A Simple and Robust Solid-State Circuit Breaker for Low Voltage DC Applications

The demand for solid-state circuit breakers (SSCBs) in modern DC power systems is growing because of their fast switching speed, high efficiency, and reliable fault protection. The existing DC-SSCBs have limitations such as high conduction losses, bulk weight and size, need for auxiliary power supply, high fault currents, limited fault ramp rates, and susceptibility to parasitic inductance and resistance. These issues are very crucial for the development of an effective SSCB, especially for low-voltage DC (LVDC) applications.
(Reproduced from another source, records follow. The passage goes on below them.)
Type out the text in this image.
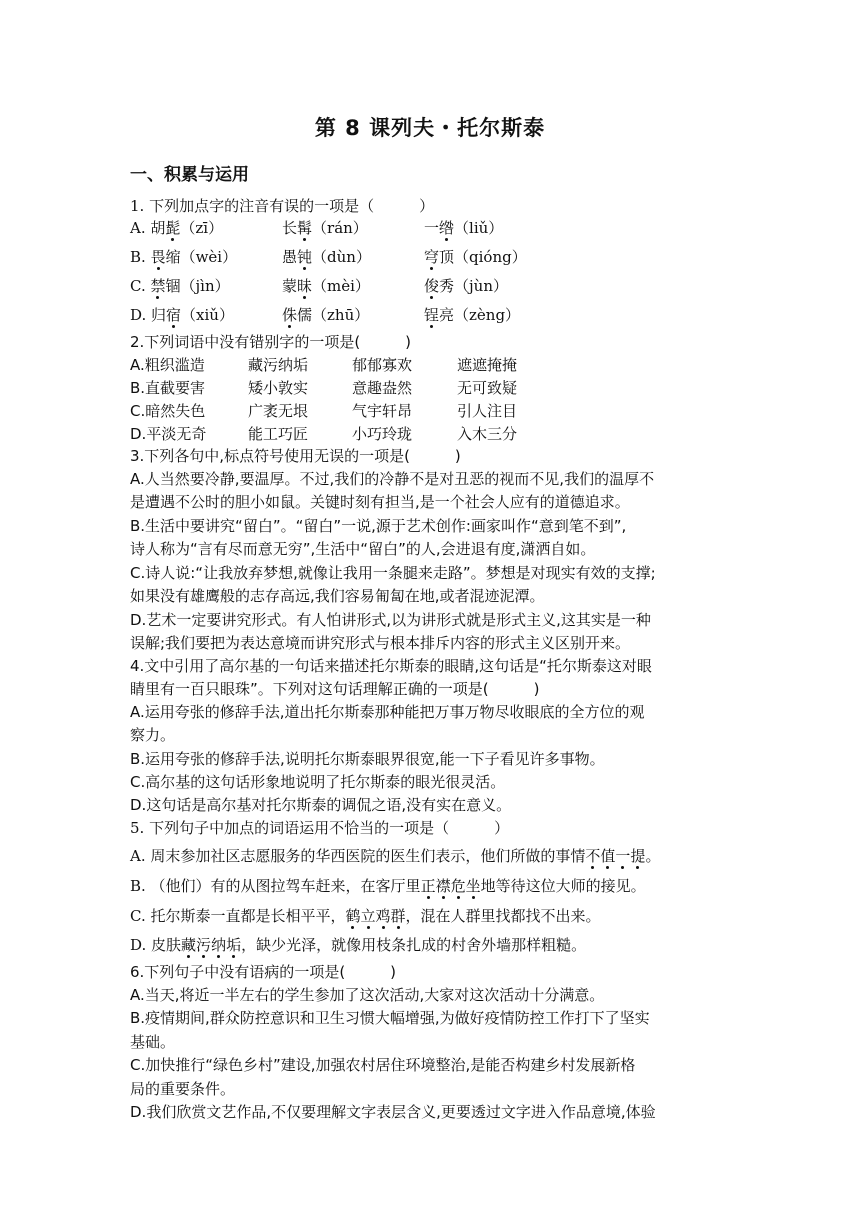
第 8 课列夫・托尔斯泰
一、积累与运用
1. 下列加点字的注音有误的一项是（　　　）
A. 胡髭（zī）	长髯（rán）	一绺（liǔ）
B. 畏缩（wèi）	愚钝（dùn）	穹顶（qióng）
C. 禁锢（jìn）	蒙昧（mèi）	俊秀（jùn）
D. 归宿（xiǔ）	侏儒（zhū）	锃亮（zèng）
2.下列词语中没有错别字的一项是(　　　)
A.粗织滥造	藏污纳垢	郁郁寡欢	遮遮掩掩
B.直截要害	矮小敦实	意趣盎然	无可致疑
C.暗然失色	广袤无垠	气宇轩昂	引人注目
D.平淡无奇	能工巧匠	小巧玲珑	入木三分
3.下列各句中,标点符号使用无误的一项是(　　　)
A.人当然要冷静,要温厚。不过,我们的冷静不是对丑恶的视而不见,我们的温厚不
是遭遇不公时的胆小如鼠。关键时刻有担当,是一个社会人应有的道德追求。
B.生活中要讲究“留白”。“留白”一说,源于艺术创作:画家叫作“意到笔不到”,
诗人称为“言有尽而意无穷”,生活中“留白”的人,会进退有度,潇洒自如。
C.诗人说:“让我放弃梦想,就像让我用一条腿来走路”。梦想是对现实有效的支撑;
如果没有雄鹰般的志存高远,我们容易匍匐在地,或者混迹泥潭。
D.艺术一定要讲究形式。有人怕讲形式,以为讲形式就是形式主义,这其实是一种
误解;我们要把为表达意境而讲究形式与根本排斥内容的形式主义区别开来。
4.文中引用了高尔基的一句话来描述托尔斯泰的眼睛,这句话是“托尔斯泰这对眼
睛里有一百只眼珠”。下列对这句话理解正确的一项是(　　　)
A.运用夸张的修辞手法,道出托尔斯泰那种能把万事万物尽收眼底的全方位的观
察力。
B.运用夸张的修辞手法,说明托尔斯泰眼界很宽,能一下子看见许多事物。
C.高尔基的这句话形象地说明了托尔斯泰的眼光很灵活。
D.这句话是高尔基对托尔斯泰的调侃之语,没有实在意义。
5. 下列句子中加点的词语运用不恰当的一项是（　　　）
A. 周末参加社区志愿服务的华西医院的医生们表示，他们所做的事情不值一提。
B. （他们）有的从图拉驾车赶来，在客厅里正襟危坐地等待这位大师的接见。
C. 托尔斯泰一直都是长相平平，鹤立鸡群，混在人群里找都找不出来。
D. 皮肤藏污纳垢，缺少光泽，就像用枝条扎成的村舍外墙那样粗糙。
6.下列句子中没有语病的一项是(　　　)
A.当天,将近一半左右的学生参加了这次活动,大家对这次活动十分满意。
B.疫情期间,群众防控意识和卫生习惯大幅增强,为做好疫情防控工作打下了坚实
基础。
C.加快推行“绿色乡村”建设,加强农村居住环境整治,是能否构建乡村发展新格
局的重要条件。
D.我们欣赏文艺作品,不仅要理解文字表层含义,更要透过文字进入作品意境,体验
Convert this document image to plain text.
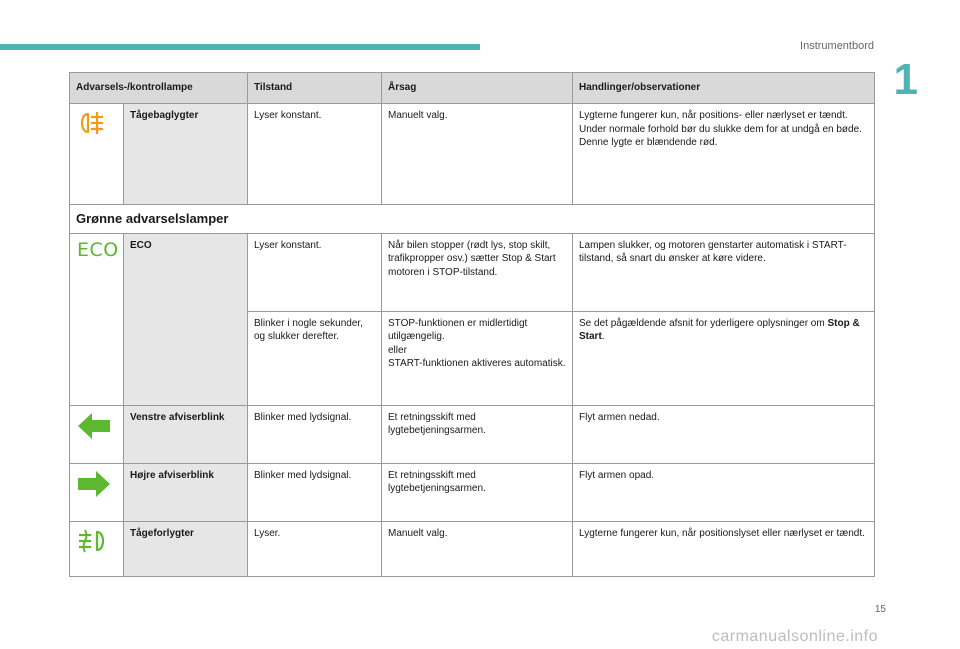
Instrumentbord
1
Advarsels-/kontrollampe		Tilstand	Årsag	Handlinger/observationer
	Tågebaglygter	Lyser konstant.	Manuelt valg.	Lygterne fungerer kun, når positions- eller nærlyset er tændt.
Under normale forhold bør du slukke dem for at undgå en bøde.
Denne lygte er blændende rød.

Grønne advarselslamper				

ECO	ECO	Lyser konstant.	Når bilen stopper (rødt lys, stop skilt, trafikpropper osv.) sætter Stop & Start motoren i STOP-tilstand.	Lampen slukker, og motoren genstarter automatisk i START-tilstand, så snart du ønsker at køre videre.
		Blinker i nogle sekunder, og slukker derefter.	STOP-funktionen er midlertidigt utilgængelig.
eller
START-funktionen aktiveres automatisk.	Se det pågældende afsnit for yderligere oplysninger om Stop & Start.
	Venstre afviserblink	Blinker med lydsignal.	Et retningsskift med lygtebetjeningsarmen.	Flyt armen nedad.
	Højre afviserblink	Blinker med lydsignal.	Et retningsskift med lygtebetjeningsarmen.	Flyt armen opad.
	Tågeforlygter	Lyser.	Manuelt valg.	Lygterne fungerer kun, når positionslyset eller nærlyset er tændt.
15
carmanualsonline.info
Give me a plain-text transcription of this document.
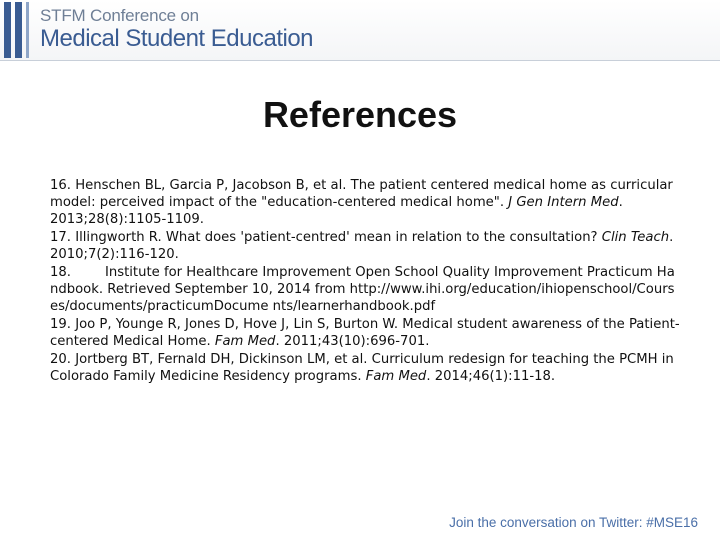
STFM Conference on
Medical Student Education
References
16. Henschen BL, Garcia P, Jacobson B, et al. The patient centered medical home as curricular model: perceived impact of the "education-centered medical home". J Gen Intern Med. 2013;28(8):1105-1109.
17. Illingworth R. What does 'patient-centred' mean in relation to the consultation? Clin Teach. 2010;7(2):116-120.
18.	Institute for Healthcare Improvement Open School Quality Improvement Practicum Handbook. Retrieved September 10, 2014 from http://www.ihi.org/education/ihiopenschool/Courses/documents/practicumDocume nts/learnerhandbook.pdf
19. Joo P, Younge R, Jones D, Hove J, Lin S, Burton W. Medical student awareness of the Patient-centered Medical Home. Fam Med. 2011;43(10):696-701.
20. Jortberg BT, Fernald DH, Dickinson LM, et al. Curriculum redesign for teaching the PCMH in Colorado Family Medicine Residency programs. Fam Med. 2014;46(1):11-18.
Join the conversation on Twitter: #MSE16
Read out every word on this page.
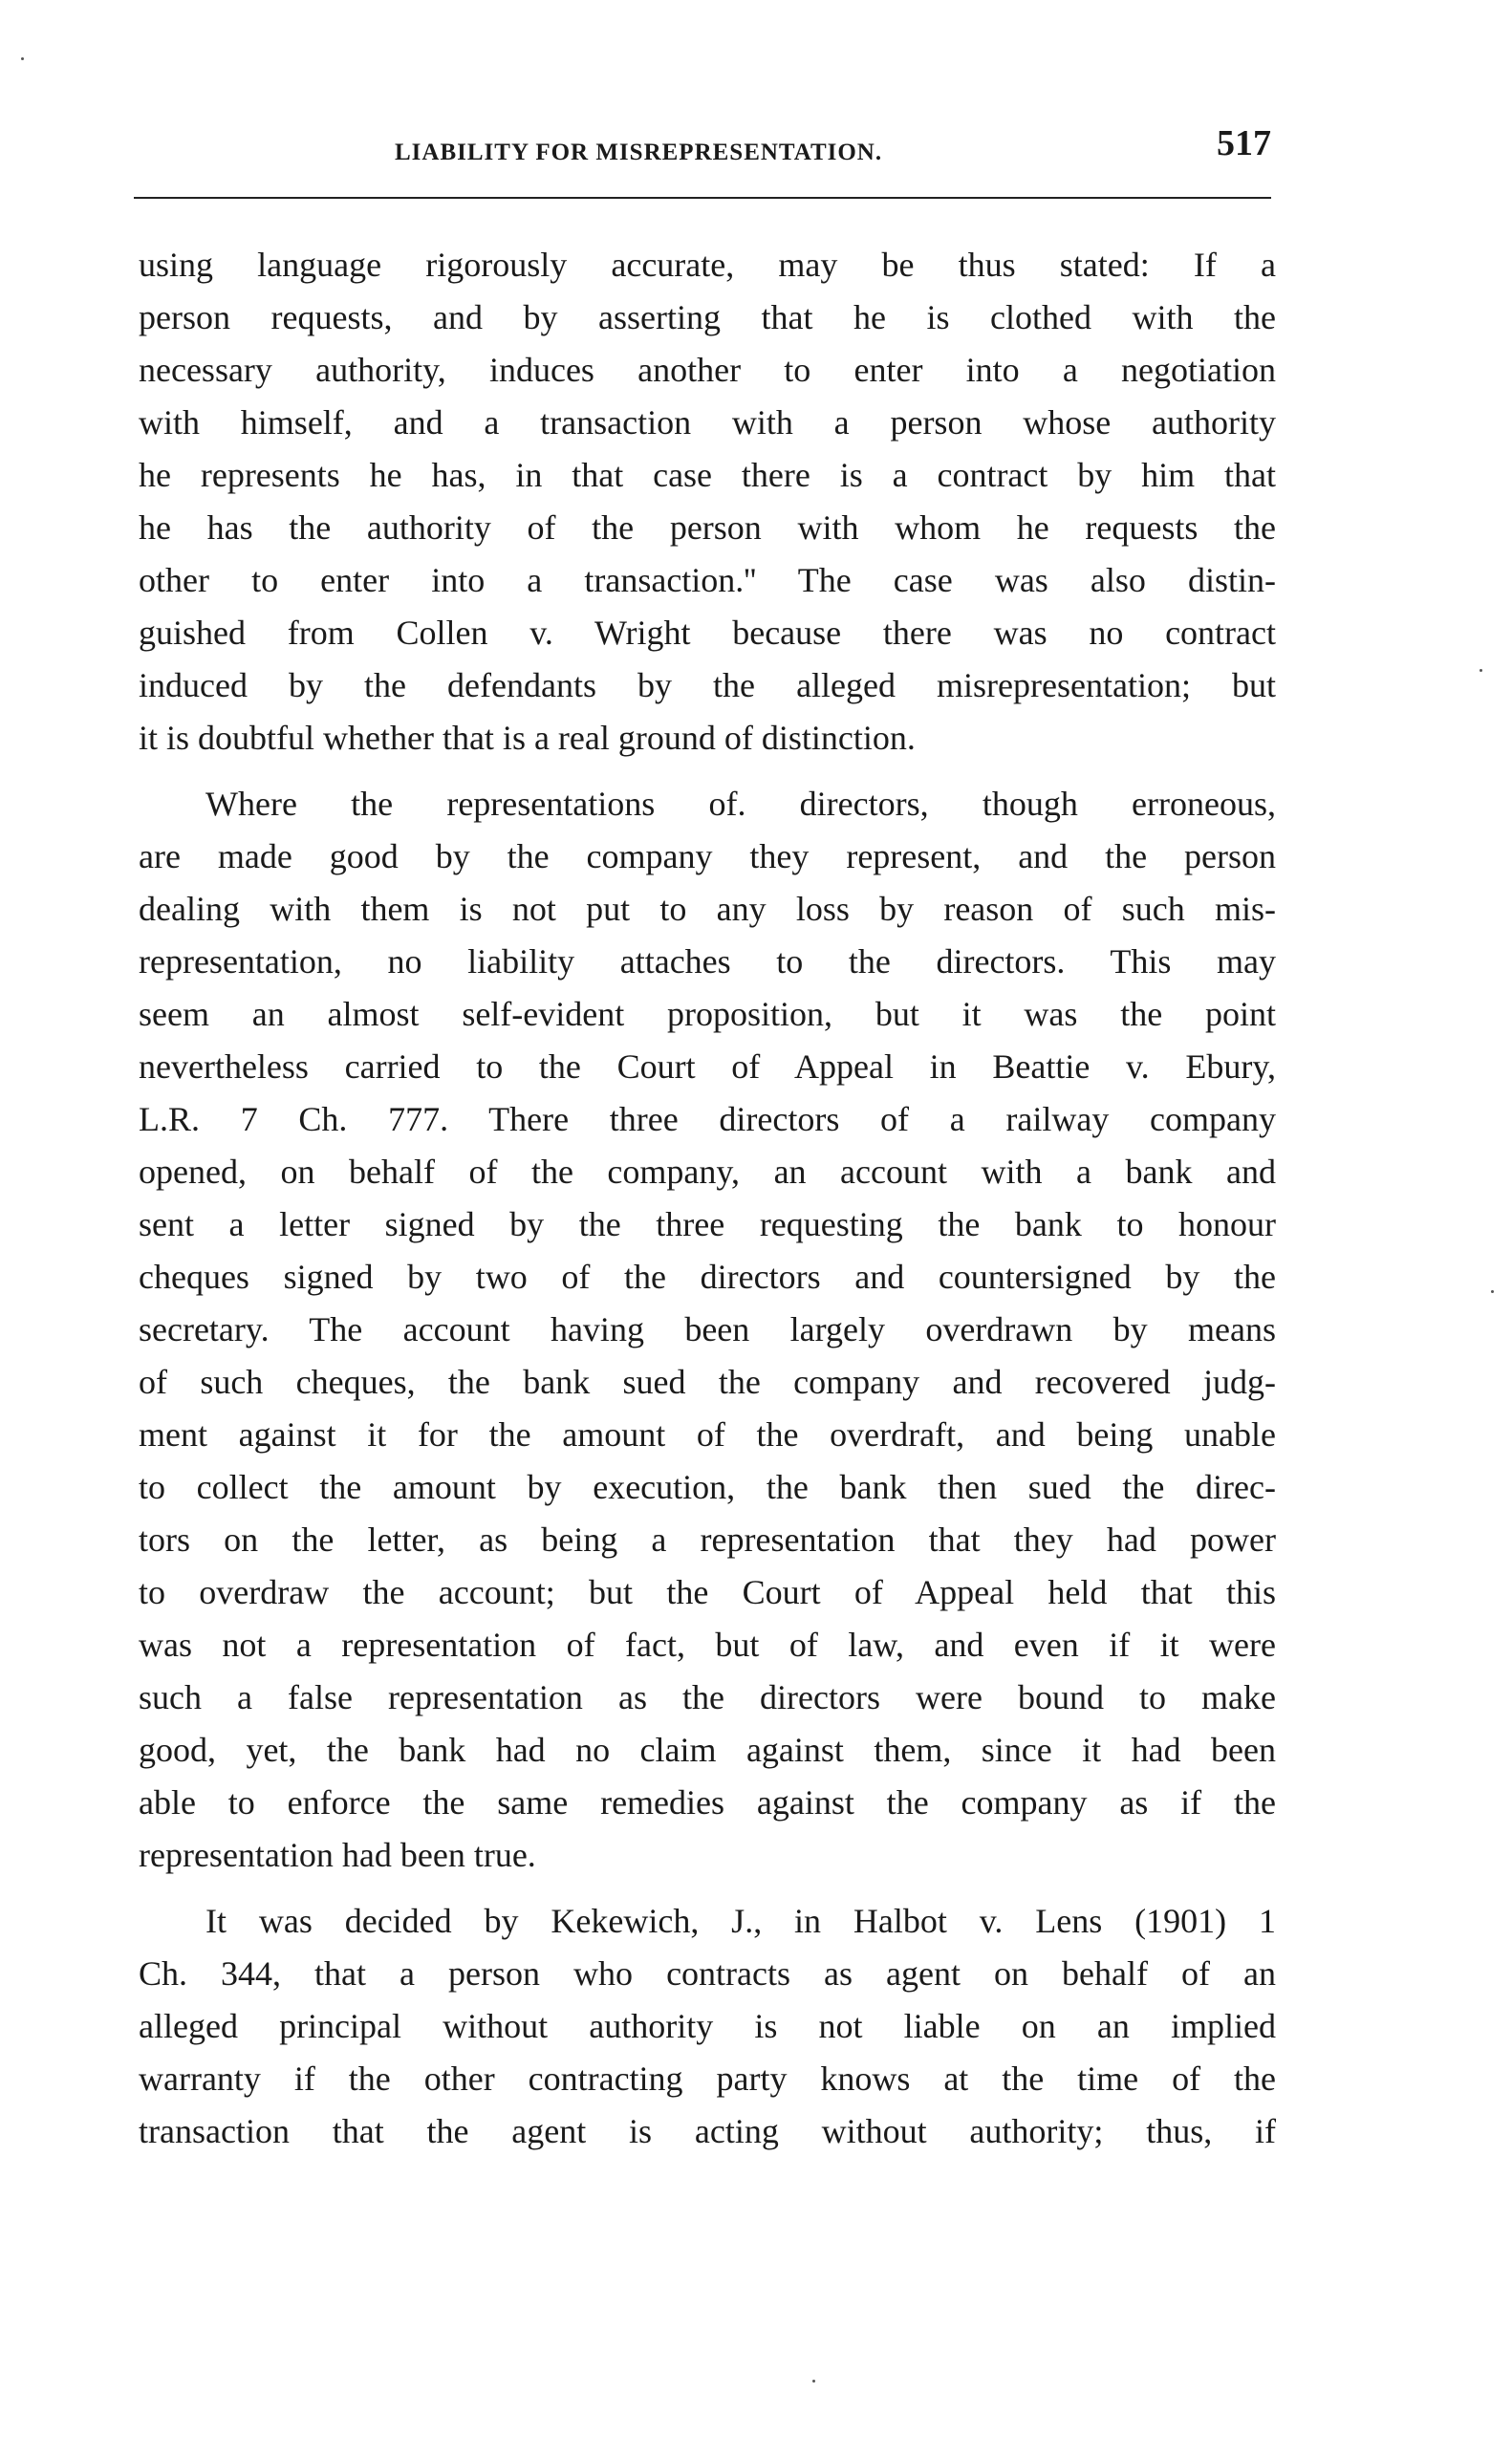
LIABILITY FOR MISREPRESENTATION.	517
using language rigorously accurate, may be thus stated: If a
person requests, and by asserting that he is clothed with the
necessary authority, induces another to enter into a negotiation
with himself, and a transaction with a person whose authority
he represents he has, in that case there is a contract by him that
he has the authority of the person with whom he requests the
other to enter into a transaction.'' The case was also distin-
guished from Collen v. Wright because there was no contract
induced by the defendants by the alleged misrepresentation; but
it is doubtful whether that is a real ground of distinction.
Where the representations of. directors, though erroneous,
are made good by the company they represent, and the person
dealing with them is not put to any loss by reason of such mis-
representation, no liability attaches to the directors. This may
seem an almost self-evident proposition, but it was the point
nevertheless carried to the Court of Appeal in Beattie v. Ebury,
L.R. 7 Ch. 777. There three directors of a railway company
opened, on behalf of the company, an account with a bank and
sent a letter signed by the three requesting the bank to honour
cheques signed by two of the directors and countersigned by the
secretary. The account having been largely overdrawn by means
of such cheques, the bank sued the company and recovered judg-
ment against it for the amount of the overdraft, and being unable
to collect the amount by execution, the bank then sued the direc-
tors on the letter, as being a representation that they had power
to overdraw the account; but the Court of Appeal held that this
was not a representation of fact, but of law, and even if it were
such a false representation as the directors were bound to make
good, yet, the bank had no claim against them, since it had been
able to enforce the same remedies against the company as if the
representation had been true.
It was decided by Kekewich, J., in Halbot v. Lens (1901) 1
Ch. 344, that a person who contracts as agent on behalf of an
alleged principal without authority is not liable on an implied
warranty if the other contracting party knows at the time of the
transaction that the agent is acting without authority; thus, if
This paper proposes a novel SSCB topology that ensures automatic fault response with a minimal number of components without any auxiliary power supply. The proposed design utilizes a silicon controlled rectifier (SCR) thyristor as the main switch, which is turned off by a MOSFET during a fault condition. At fault condition, the gate-to-source voltage of the MOSFET exceeds the threshold voltage and the MOSFET creates an alternate low-impedance path for the anode current of the SCR. As a result, the SCR loses its holding current, causing it to turn OFF. The proposed circuit exhibits less sensitivity to parasitic inductance and resistance, effective low-pass filtering, and the ability to detect slow-arising faults. These advantages make the proposed SSCB suitable for LVDC applications, offering a sensible way to enhance the protection of the DC system.